Dans mon désert est apparu Frédéric. Quand je l'ai vu pour la première fois en hypokhâgne, je l'ai trouvé très laid. En plus, il s'est rapidement avéré que nous n'étions pas du même bord politique. Après une année à nous regarder en chiens de faïence, la fréquentation d'une amie commune a fini par nous rapprocher. Au fil de discussions toujours plus nourries, nous avons fini par réaliser que nous avions une commune attirance pour la gent masculine, même si Frédéric a toujours eu du mal avec ça. Durant nos deux années de khâgne, nous passions beaucoup de temps à chroniquer les mignons de la cour du lycée, qui avaient tous un sobriquet. Il y avait "Vert-Beaudet", habillé comme un modèle de catalogue, "Encolpe" et son "Giton" supposé, David, dont nous avions trouvé la fiche à la vie scolaire, le "hautboïste" (qui était trompettiste, en fait, mais le hautbois avait davantage d'attraits). Le soir, nous prenions souvent un verre au bar des Acacias, dans mon quartier, et nous passions de longues heures à délirer. Frédéric se permettait des choses que je n'aurais jamais envisagées : il achetait des magazines dans des sex-shops. Il avait notamment un faible pour une revue appelée Beach Boys, qui a été plusieurs fois saisie, et dont le directeur était un personnage plusieurs fois condamné dans des affaires de pédophilie. À l'époque, je n'avais pas une opinion très ferme sur ce sujet, même si les garçons non pubères ne m'attiraient pas. C'est ultérieurement que j'ai adopté une posture disons "légaliste" sur ce sujet (c'est-à-dire en gros que je trouve les lois françaises raisonnables en la matière, et que je trouve normal que les adultes ayant eu des voies de fait sur des mineurs de moins de 15 ans soient punis, ainsi que les adultes "ayant autorité" sur des 15-18 ans). Frédéric en revanche ne pouvait concevoir une relation avec un homme de notre âge ou plus âgé, et l'idée de la sodomie lui faisait horreur. Je n'ai jamais su si c'était là une affaire de goût ou si c'était une façon pour lui de cantonner ses tendances homosexuelles. En tout cas, si nos attirances n'étaient pas les mêmes, nous partagions à tout le moins un monde de confidences où il nous était possible de parler sans tabou.

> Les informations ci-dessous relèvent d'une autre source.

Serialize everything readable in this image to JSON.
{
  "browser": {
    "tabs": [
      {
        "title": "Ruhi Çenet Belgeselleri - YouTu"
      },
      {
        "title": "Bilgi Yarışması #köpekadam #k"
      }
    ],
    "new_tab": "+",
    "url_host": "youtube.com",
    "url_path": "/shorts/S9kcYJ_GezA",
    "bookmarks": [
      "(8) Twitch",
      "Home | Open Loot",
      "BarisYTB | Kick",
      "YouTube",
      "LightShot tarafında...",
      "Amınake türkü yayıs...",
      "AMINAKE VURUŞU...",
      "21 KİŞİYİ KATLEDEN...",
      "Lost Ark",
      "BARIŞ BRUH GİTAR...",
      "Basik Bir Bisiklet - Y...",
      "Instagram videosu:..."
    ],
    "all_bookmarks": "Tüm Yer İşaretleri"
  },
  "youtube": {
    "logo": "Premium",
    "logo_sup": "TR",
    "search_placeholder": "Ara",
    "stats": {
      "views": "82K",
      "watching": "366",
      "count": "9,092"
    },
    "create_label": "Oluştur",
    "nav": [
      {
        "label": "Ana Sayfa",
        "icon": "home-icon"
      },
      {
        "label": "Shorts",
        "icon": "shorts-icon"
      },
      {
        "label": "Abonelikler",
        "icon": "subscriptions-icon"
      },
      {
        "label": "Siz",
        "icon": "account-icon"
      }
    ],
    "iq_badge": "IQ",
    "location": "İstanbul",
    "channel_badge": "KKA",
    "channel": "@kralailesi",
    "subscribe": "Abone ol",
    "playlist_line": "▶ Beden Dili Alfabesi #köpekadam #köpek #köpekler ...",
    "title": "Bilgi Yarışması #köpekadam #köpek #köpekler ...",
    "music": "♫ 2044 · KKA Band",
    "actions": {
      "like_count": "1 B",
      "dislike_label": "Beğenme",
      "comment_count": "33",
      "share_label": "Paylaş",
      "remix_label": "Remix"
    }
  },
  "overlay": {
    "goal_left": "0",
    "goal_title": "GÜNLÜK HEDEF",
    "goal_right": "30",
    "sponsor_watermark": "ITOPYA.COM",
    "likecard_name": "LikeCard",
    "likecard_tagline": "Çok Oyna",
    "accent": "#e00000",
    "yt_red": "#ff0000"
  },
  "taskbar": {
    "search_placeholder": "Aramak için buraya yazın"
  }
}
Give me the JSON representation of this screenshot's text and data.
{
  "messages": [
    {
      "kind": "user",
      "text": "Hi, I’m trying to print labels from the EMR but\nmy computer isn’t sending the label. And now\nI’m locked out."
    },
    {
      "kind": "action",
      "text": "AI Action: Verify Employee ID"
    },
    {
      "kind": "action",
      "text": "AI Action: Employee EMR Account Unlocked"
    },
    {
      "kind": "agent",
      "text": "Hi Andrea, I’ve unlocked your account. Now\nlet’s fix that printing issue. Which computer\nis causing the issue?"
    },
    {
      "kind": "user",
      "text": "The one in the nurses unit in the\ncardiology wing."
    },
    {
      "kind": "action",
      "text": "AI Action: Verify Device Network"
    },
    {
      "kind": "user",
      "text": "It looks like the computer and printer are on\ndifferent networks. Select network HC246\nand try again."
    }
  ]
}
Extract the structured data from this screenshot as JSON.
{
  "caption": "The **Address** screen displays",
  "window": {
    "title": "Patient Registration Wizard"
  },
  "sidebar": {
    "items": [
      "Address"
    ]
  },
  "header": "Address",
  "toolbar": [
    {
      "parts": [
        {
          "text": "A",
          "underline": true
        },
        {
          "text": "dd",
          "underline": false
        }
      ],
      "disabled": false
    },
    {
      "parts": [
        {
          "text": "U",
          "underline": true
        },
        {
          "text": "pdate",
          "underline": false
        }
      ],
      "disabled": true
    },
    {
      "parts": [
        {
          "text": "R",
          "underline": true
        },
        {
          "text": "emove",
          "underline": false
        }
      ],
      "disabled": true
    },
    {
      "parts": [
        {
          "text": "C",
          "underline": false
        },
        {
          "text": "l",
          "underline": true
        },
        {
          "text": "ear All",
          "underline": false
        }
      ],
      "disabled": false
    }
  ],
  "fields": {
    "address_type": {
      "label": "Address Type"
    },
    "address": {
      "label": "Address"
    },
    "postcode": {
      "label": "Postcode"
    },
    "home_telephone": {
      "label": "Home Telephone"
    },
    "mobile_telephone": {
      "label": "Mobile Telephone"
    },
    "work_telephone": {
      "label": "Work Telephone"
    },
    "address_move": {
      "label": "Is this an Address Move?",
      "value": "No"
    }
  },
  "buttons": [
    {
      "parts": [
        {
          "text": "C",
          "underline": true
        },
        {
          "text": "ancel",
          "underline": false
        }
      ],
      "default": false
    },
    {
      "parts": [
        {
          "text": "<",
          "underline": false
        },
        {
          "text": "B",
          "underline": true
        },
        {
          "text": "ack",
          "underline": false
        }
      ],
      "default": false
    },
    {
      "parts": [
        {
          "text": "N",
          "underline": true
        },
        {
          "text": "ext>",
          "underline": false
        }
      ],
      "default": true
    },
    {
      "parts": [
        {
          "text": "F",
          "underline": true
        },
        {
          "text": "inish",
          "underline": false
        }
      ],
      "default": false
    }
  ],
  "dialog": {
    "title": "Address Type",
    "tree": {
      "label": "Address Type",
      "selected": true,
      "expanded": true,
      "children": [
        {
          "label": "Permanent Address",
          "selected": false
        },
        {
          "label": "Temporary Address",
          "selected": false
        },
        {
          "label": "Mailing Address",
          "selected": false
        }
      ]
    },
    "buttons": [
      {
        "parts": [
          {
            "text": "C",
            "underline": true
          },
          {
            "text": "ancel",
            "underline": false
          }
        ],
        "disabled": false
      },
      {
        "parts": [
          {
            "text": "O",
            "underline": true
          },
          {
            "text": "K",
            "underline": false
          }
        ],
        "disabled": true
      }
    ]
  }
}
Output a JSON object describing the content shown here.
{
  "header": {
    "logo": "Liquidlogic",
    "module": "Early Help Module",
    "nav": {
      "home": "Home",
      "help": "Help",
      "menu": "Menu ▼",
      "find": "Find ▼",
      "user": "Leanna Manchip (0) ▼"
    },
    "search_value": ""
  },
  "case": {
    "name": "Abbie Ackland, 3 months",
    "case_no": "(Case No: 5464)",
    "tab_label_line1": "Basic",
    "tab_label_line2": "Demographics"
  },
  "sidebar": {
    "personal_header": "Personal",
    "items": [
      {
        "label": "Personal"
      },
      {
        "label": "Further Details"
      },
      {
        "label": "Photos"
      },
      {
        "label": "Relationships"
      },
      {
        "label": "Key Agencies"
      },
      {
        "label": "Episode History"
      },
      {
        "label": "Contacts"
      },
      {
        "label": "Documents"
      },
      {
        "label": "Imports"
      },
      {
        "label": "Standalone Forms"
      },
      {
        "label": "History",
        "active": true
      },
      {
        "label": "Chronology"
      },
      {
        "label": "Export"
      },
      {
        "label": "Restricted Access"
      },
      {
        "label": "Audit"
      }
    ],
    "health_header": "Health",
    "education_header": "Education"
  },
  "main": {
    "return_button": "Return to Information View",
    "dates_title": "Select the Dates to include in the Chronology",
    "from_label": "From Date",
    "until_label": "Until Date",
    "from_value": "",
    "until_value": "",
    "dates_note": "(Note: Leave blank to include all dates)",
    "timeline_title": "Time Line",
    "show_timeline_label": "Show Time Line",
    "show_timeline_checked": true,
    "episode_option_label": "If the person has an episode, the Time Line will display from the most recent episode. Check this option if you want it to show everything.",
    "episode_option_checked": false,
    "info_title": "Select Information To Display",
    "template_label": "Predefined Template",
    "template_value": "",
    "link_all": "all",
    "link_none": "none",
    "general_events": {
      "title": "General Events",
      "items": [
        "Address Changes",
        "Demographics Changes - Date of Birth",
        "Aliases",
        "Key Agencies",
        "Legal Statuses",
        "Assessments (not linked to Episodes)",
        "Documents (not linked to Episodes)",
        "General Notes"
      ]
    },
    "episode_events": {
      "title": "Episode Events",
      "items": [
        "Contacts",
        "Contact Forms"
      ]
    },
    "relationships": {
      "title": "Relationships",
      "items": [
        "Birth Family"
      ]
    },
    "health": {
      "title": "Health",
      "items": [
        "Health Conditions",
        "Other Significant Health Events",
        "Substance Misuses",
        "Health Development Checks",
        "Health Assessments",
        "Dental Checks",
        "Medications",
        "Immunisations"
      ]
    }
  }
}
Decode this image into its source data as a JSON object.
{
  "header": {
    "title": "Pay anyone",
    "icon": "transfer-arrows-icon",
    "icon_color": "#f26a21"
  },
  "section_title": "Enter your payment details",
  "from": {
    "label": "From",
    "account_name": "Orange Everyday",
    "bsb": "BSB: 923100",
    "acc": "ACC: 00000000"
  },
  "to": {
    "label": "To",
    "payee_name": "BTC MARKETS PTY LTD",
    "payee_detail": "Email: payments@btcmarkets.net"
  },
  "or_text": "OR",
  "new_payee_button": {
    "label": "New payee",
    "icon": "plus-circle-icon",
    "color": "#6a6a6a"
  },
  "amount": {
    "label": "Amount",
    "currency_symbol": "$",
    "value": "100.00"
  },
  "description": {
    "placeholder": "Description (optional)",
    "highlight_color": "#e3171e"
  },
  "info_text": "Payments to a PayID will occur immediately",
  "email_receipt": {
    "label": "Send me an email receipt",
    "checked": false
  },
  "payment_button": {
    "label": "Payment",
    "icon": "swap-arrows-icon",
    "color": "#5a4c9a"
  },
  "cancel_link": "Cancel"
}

Quand je repense à ces années toulousaines, je ne peux m'empêcher d'y voir un beau gâchis sentimental. J'étais jeune, j'étais semble-t-il très mignon. Mes copines disaient que j'avais quelque chose de spécial dans le regard (sensuel ou sexuel, mais à l'insu de mon plein gré !). Je me dis rétrospectivement que j'étais très inconscient de tout cela. Je ne le réalisais que très confusément, et par bribes. Je savais que je séduisais, les filles en tout cas. Quand je leur révélais que j'étais gay, elles étaient parfois "rancunières", alors même qu'il ne s'était rien passé. Peu ou prou, ma sexualité, ou du moins mes inclinations sexuelles, n'étaient pas un secret, sauf pour un ou deux copains dont je redoutais l'homophobie, et les deux ou trois amies implicitement amoureuses que j'avais peur de blesser en leur avouant que j'étais une cause perdue. Face à l'absence de garçons disponibles, il aurait fallu que je sorte de la cour du lycée et que je m'aventure dans la ville. Mais je n'avais pas le dixième de l'imagination nécessaire, presque pas d'argent en poche et des soucis d'étudiant raisonnable. En outre, les années mortelles du SIDA battaient leur plein (on était en 1985-1988). Le peu que je savais de la vie gay (les boîtes, la drague) ne m'incitait pas à y participer. J'avais peur des hommes plus âgés. Et, foncièrement, je cherchais mon Roméo, pas une aventure éphémère. L'attraction physique trouvant sa source dans les traits du visage, j'étais d'une grande intransigeance. Comme je vivais avec de petits moyens (mes parents étaient dans une mauvaise passe), je ne sortais quasiment jamais. Après le repas du soir, je rentrais tranquillement chez moi, souvent en compagnie de Frédéric, qui habitait un peu plus loin. Mes rares sorties étaient cinéphiles. Je vivais mes attirances un peu dans les films, mais surtout dans les livres : Le jardin d'acclimatation d'Yves Navarre, Hervé Guibert, Renaud Camus (qui m'ennuyait), Thomas Disch, Patrick White... C'est durant ces années-là que je suis devenu un "décrypteur" de textes. Une bonne partie de cette compétence tenait à ma sensibilité gay frustrée. C'est d'ailleurs un trait commun à de nombreux homo- ou bisexuels exerçant des métiers liés à l'art ou aux questions sociales. Chercher le petit détail à la marge faute de nourritures plus consistantes a développé chez eux une virtuosité dans l'interprétation du microscopique ou du dissimulé. Je considère que je suis typique de cette "carrière" (comme dirait Howard Becker).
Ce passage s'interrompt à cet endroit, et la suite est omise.